A new manufacturing study from accounting and advisory firm Wipfli finds that while many North American manufacturers remain operationally sound, they are growing increasingly cautious by delaying investments and new hires in response to economic and political uncertainty.

Why it matters: The sector-wide "wait-and-see" approach signals a potential slowdown in capital projects and expansion. For consultants, this suggests client demand may shift from growth-oriented strategies to projects focused on operational efficiency, cost containment, and navigating supply chain volatility.

Catch up quick: The study, which surveyed 249 companies, reveals a sharp decline in industry sentiment during the second quarter of 2025 after a cautiously optimistic start to the year.

  • The most cited concerns were raw material tariffs, inflation, recession risk, and the rising cost of doing business.
  • While wage and inflation pressures have lessened compared to 2024, they remain significant challenges.
By the numbers: The data paints a picture of a sector treading water.
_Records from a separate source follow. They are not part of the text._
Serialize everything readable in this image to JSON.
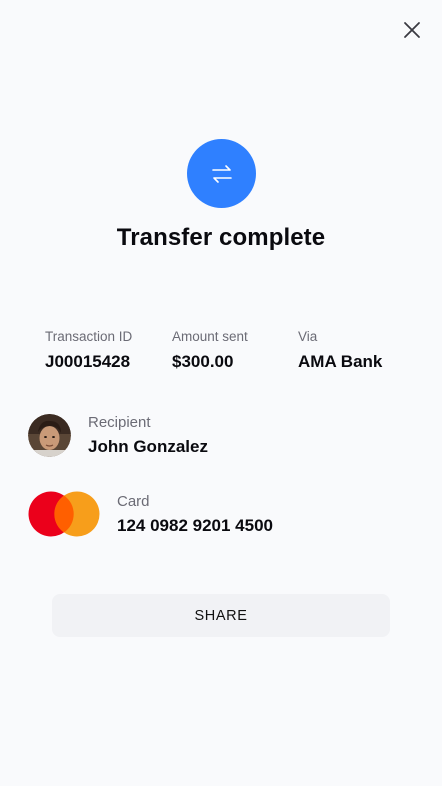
{
  "header": {
    "close_icon": "close-icon"
  },
  "hero": {
    "icon": "transfer-arrows-icon",
    "accent_color": "#2f80ff",
    "title": "Transfer complete"
  },
  "details": [
    {
      "label": "Transaction ID",
      "value": "J00015428"
    },
    {
      "label": "Amount sent",
      "value": "$300.00"
    },
    {
      "label": "Via",
      "value": "AMA Bank"
    }
  ],
  "recipient": {
    "label": "Recipient",
    "name": "John Gonzalez",
    "avatar_icon": "avatar"
  },
  "card": {
    "label": "Card",
    "number": "124 0982 9201 4500",
    "logo_icon": "mastercard-logo",
    "colors": {
      "left": "#eb001b",
      "right": "#f79e1b"
    }
  },
  "actions": {
    "share_label": "SHARE"
  }
}
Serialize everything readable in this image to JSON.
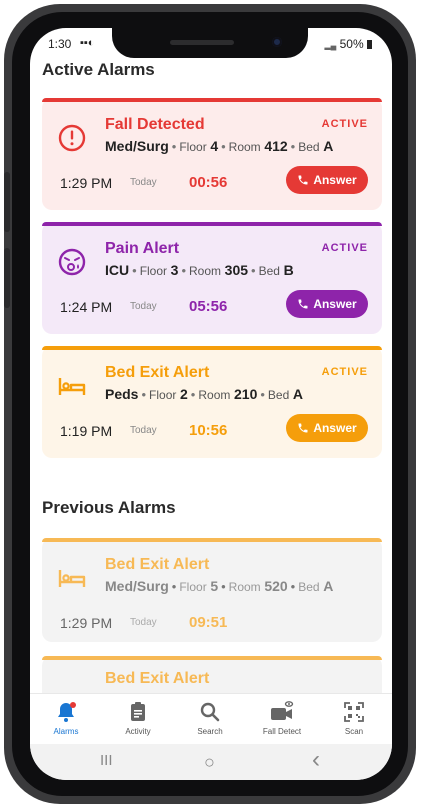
{
  "status": {
    "time": "1:30",
    "icons": "▪▪◐",
    "battery": "50%"
  },
  "active_section": {
    "title": "Active Alarms"
  },
  "previous_section": {
    "title": "Previous Alarms"
  },
  "alarms_active": [
    {
      "title": "Fall Detected",
      "badge": "ACTIVE",
      "unit": "Med/Surg",
      "floor_label": "Floor",
      "floor": "4",
      "room_label": "Room",
      "room": "412",
      "bed_label": "Bed",
      "bed": "A",
      "time": "1:29 PM",
      "day": "Today",
      "elapsed": "00:56",
      "answer": "Answer",
      "accent": "#e53935",
      "bg": "#fdeceb",
      "icon": "alert-circle-icon"
    },
    {
      "title": "Pain Alert",
      "badge": "ACTIVE",
      "unit": "ICU",
      "floor_label": "Floor",
      "floor": "3",
      "room_label": "Room",
      "room": "305",
      "bed_label": "Bed",
      "bed": "B",
      "time": "1:24 PM",
      "day": "Today",
      "elapsed": "05:56",
      "answer": "Answer",
      "accent": "#8e24aa",
      "bg": "#f4e9f8",
      "icon": "pain-face-icon"
    },
    {
      "title": "Bed Exit Alert",
      "badge": "ACTIVE",
      "unit": "Peds",
      "floor_label": "Floor",
      "floor": "2",
      "room_label": "Room",
      "room": "210",
      "bed_label": "Bed",
      "bed": "A",
      "time": "1:19 PM",
      "day": "Today",
      "elapsed": "10:56",
      "answer": "Answer",
      "accent": "#f59e0b",
      "bg": "#fef5e8",
      "icon": "bed-icon"
    }
  ],
  "alarms_previous": [
    {
      "title": "Bed Exit Alert",
      "unit": "Med/Surg",
      "floor_label": "Floor",
      "floor": "5",
      "room_label": "Room",
      "room": "520",
      "bed_label": "Bed",
      "bed": "A",
      "time": "1:29 PM",
      "day": "Today",
      "elapsed": "09:51",
      "accent": "#f7b955",
      "bg": "#f3f3f3",
      "icon": "bed-icon"
    },
    {
      "title": "Bed Exit Alert",
      "accent": "#f7b955",
      "bg": "#f3f3f3"
    }
  ],
  "tabs": [
    {
      "label": "Alarms",
      "icon": "bell-icon"
    },
    {
      "label": "Activity",
      "icon": "clipboard-icon"
    },
    {
      "label": "Search",
      "icon": "search-icon"
    },
    {
      "label": "Fall Detect",
      "icon": "camera-icon"
    },
    {
      "label": "Scan",
      "icon": "qr-code-icon"
    }
  ],
  "system_nav": {
    "recents": "III",
    "home": "○",
    "back": "‹"
  },
  "colors": {
    "tab_active": "#1976d2",
    "alert_dot": "#e53935"
  }
}
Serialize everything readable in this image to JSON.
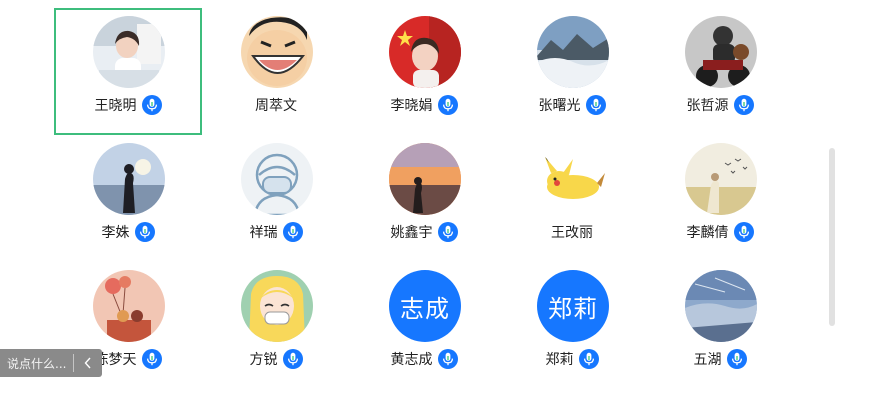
{
  "colors": {
    "selection_border": "#3dbd7d",
    "mic_badge": "#1677ff",
    "text_avatar_bg": "#1677ff",
    "scrollbar": "#e1e1e1",
    "comment_bar_bg": "#8a8a8a"
  },
  "participants": [
    {
      "name": "王晓明",
      "has_mic_icon": true,
      "selected": true,
      "avatar_icon": "child-photo-avatar"
    },
    {
      "name": "周萃文",
      "has_mic_icon": false,
      "selected": false,
      "avatar_icon": "cartoon-laughing-avatar"
    },
    {
      "name": "李晓娟",
      "has_mic_icon": true,
      "selected": false,
      "avatar_icon": "girl-flag-photo-avatar"
    },
    {
      "name": "张曙光",
      "has_mic_icon": true,
      "selected": false,
      "avatar_icon": "mountain-sea-of-clouds-avatar"
    },
    {
      "name": "张哲源",
      "has_mic_icon": true,
      "selected": false,
      "avatar_icon": "motorcycle-bear-avatar"
    },
    {
      "name": "李姝",
      "has_mic_icon": true,
      "selected": false,
      "avatar_icon": "seaside-silhouette-avatar"
    },
    {
      "name": "祥瑞",
      "has_mic_icon": true,
      "selected": false,
      "avatar_icon": "masked-figure-drawing-avatar"
    },
    {
      "name": "姚鑫宇",
      "has_mic_icon": true,
      "selected": false,
      "avatar_icon": "sunset-silhouette-avatar"
    },
    {
      "name": "王改丽",
      "has_mic_icon": false,
      "selected": false,
      "avatar_icon": "pikachu-avatar"
    },
    {
      "name": "李麟倩",
      "has_mic_icon": true,
      "selected": false,
      "avatar_icon": "field-birds-avatar"
    },
    {
      "name": "陈梦天",
      "has_mic_icon": true,
      "selected": false,
      "avatar_icon": "balloon-illustration-avatar"
    },
    {
      "name": "方锐",
      "has_mic_icon": true,
      "selected": false,
      "avatar_icon": "anime-girl-mask-avatar"
    },
    {
      "name": "黄志成",
      "has_mic_icon": true,
      "selected": false,
      "avatar_icon": "text-avatar",
      "avatar_text": "志成"
    },
    {
      "name": "郑莉",
      "has_mic_icon": true,
      "selected": false,
      "avatar_icon": "text-avatar",
      "avatar_text": "郑莉"
    },
    {
      "name": "五湖",
      "has_mic_icon": true,
      "selected": false,
      "avatar_icon": "blue-sky-avatar"
    }
  ],
  "comment_bar": {
    "placeholder": "说点什么...",
    "collapse_icon": "chevron-left-icon"
  }
}
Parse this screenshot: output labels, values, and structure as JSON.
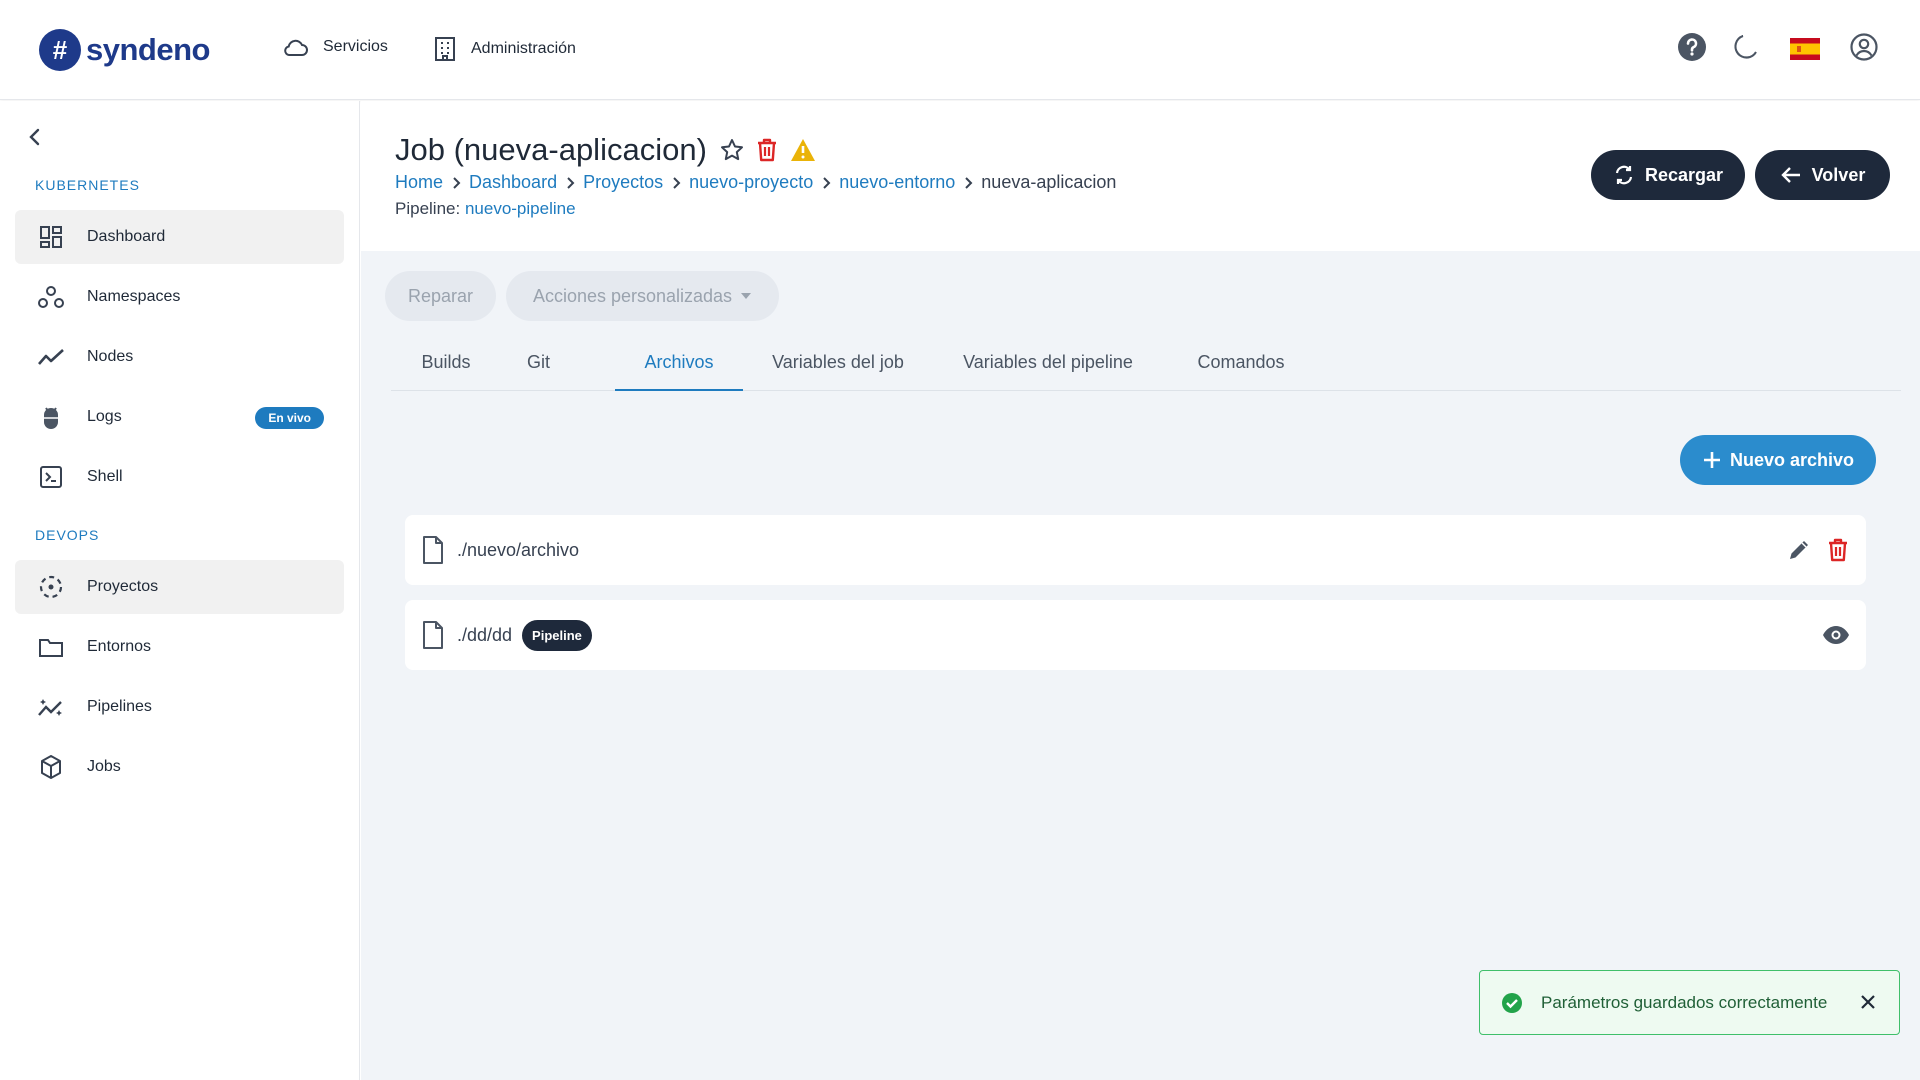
{
  "brand": {
    "symbol": "#",
    "name": "syndeno"
  },
  "topnav": {
    "services": "Servicios",
    "admin": "Administración"
  },
  "sidebar": {
    "kubernetes_label": "KUBERNETES",
    "devops_label": "DEVOPS",
    "items": [
      {
        "label": "Dashboard"
      },
      {
        "label": "Namespaces"
      },
      {
        "label": "Nodes"
      },
      {
        "label": "Logs",
        "badge": "En vivo"
      },
      {
        "label": "Shell"
      },
      {
        "label": "Proyectos"
      },
      {
        "label": "Entornos"
      },
      {
        "label": "Pipelines"
      },
      {
        "label": "Jobs"
      }
    ]
  },
  "header": {
    "title": "Job (nueva-aplicacion)",
    "breadcrumb": [
      "Home",
      "Dashboard",
      "Proyectos",
      "nuevo-proyecto",
      "nuevo-entorno",
      "nueva-aplicacion"
    ],
    "pipeline_label": "Pipeline:",
    "pipeline_name": "nuevo-pipeline",
    "reload_label": "Recargar",
    "back_label": "Volver"
  },
  "actions": {
    "repair": "Reparar",
    "custom": "Acciones personalizadas"
  },
  "tabs": [
    {
      "label": "Builds"
    },
    {
      "label": "Git"
    },
    {
      "label": "Archivos",
      "active": true
    },
    {
      "label": "Variables del job"
    },
    {
      "label": "Variables del pipeline"
    },
    {
      "label": "Comandos"
    }
  ],
  "new_file_label": "Nuevo archivo",
  "files": [
    {
      "path": "./nuevo/archivo"
    },
    {
      "path": "./dd/dd",
      "badge": "Pipeline"
    }
  ],
  "toast": {
    "message": "Parámetros guardados correctamente"
  },
  "colors": {
    "brand": "#1e3a8a",
    "accent": "#1e7bbf",
    "dark": "#1e293b",
    "danger": "#dc2626",
    "warning": "#eab308",
    "success": "#22a34a"
  }
}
  • Capacity Use: Actual Q2 capacity utilization was 53%, a full 10 points below the 63% that was forecasted—the largest gap seen in recent years of the study.
  • Financial Health: 46% of manufacturers are considered in a "bankable" position, but nearly a third (31%) fall into the "questionably bankable" category.
  • Hiring: The labor market is stagnant, with 37% hiring for growth or open positions, while a slightly larger share (38%) are maintaining current staffing levels to avoid new costs.
What they're saying: “Manufacturers are doing their best to hold on in a tough environment,” said Laurie Harbour, a partner at Wipfli. “While some are hiring, it’s often out of necessity rather than growth. The industry must act swiftly to improve operations and navigate uncertainty.”

Between the lines: Despite the caution, there are signs of strategic repositioning.

  • Quote activity is rising, with an average hit rate of 11.2%. This suggests customers are actively exploring reshoring options and vetting new suppliers, even if they aren't committing to new orders yet.
  • Top-performing companies continue to demonstrate strong operational discipline, with efficiency averaging $139,800 per employee and median EBIT holding steady at 7.8%.
What to watch: Future investment in automation, digital technologies, and new product launches hinges heavily on gaining clarity on U.S. trade and tariff policies. A resolution could unlock significant pent-up capital expenditure, while continued ambiguity will likely prolong the current holding pattern.